To further this discussion, what do you suggest for long-term investments that you would have more control over? Real-estate (landlording) is one block in our portfolio
By "lack of control", I mean stock indexing investment shines as much as the market wants it to shine. If Mr. Market gets depressed, you (temporarily) lose money, even if he's wrong and investments are actually sound. Anything that mainly depends on speculation incurs a lack of control, by definition.
There are a few investment strategies that give you a little more control, in the sense that you don't only depend on what other think your investments are worth :
- landlording, as you mentioned it.
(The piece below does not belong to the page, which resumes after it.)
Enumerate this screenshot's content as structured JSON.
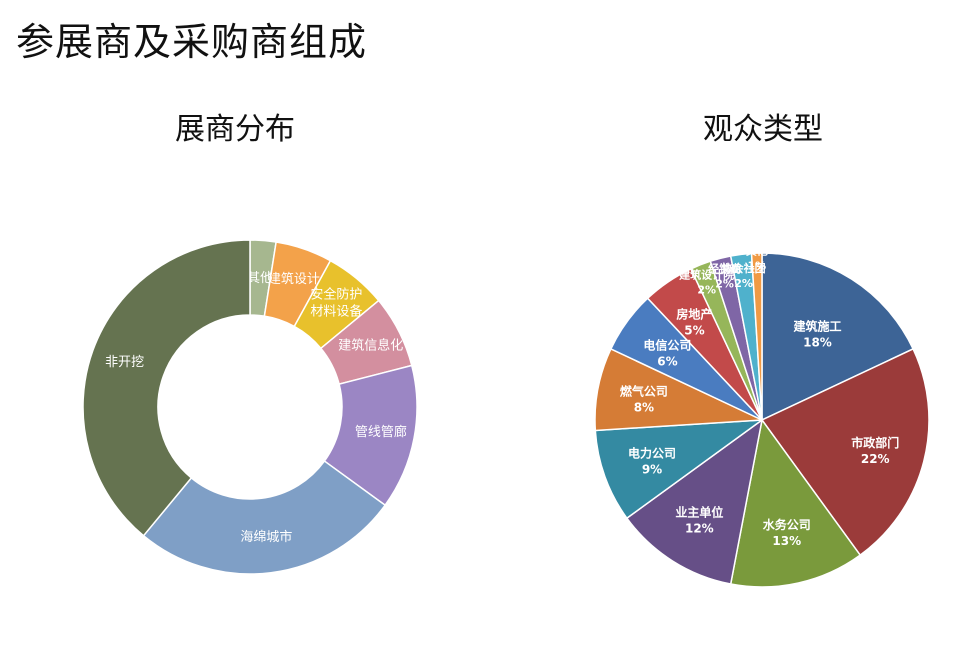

Whether the market believes RE is booming or busting, whether your building's market value goes up or down, rents keep coming. If they stop coming, that's because your investment was bad, not because the market thought it was bad.
- dividend investing, or even dividend growth investing. That's quite the same as landlording : your businesses keep producing and giving you cash, no matter what other investors feel.
- High yield bonds work quite the same, too.
- Massive diversification across asset classes also kinda works. In this league, I like the permanent portfolio a lot. When you only (or mainly) own stock indexes, you need the economic context to be favorable to stock markets (i.e overall prosperity, whether real, perceived or anticipated). If you own at the same time stocks, govt bonds, gold, and/or a few other things, you know at any time, some of your investment will produce money: when investors on the stock market panic, they "fly to safety" (treasuries and/or gold, depending on the context). This way, you're not a victim of speculation and volatility: you make a profit from it. I like this strategy, although it is not for everyone.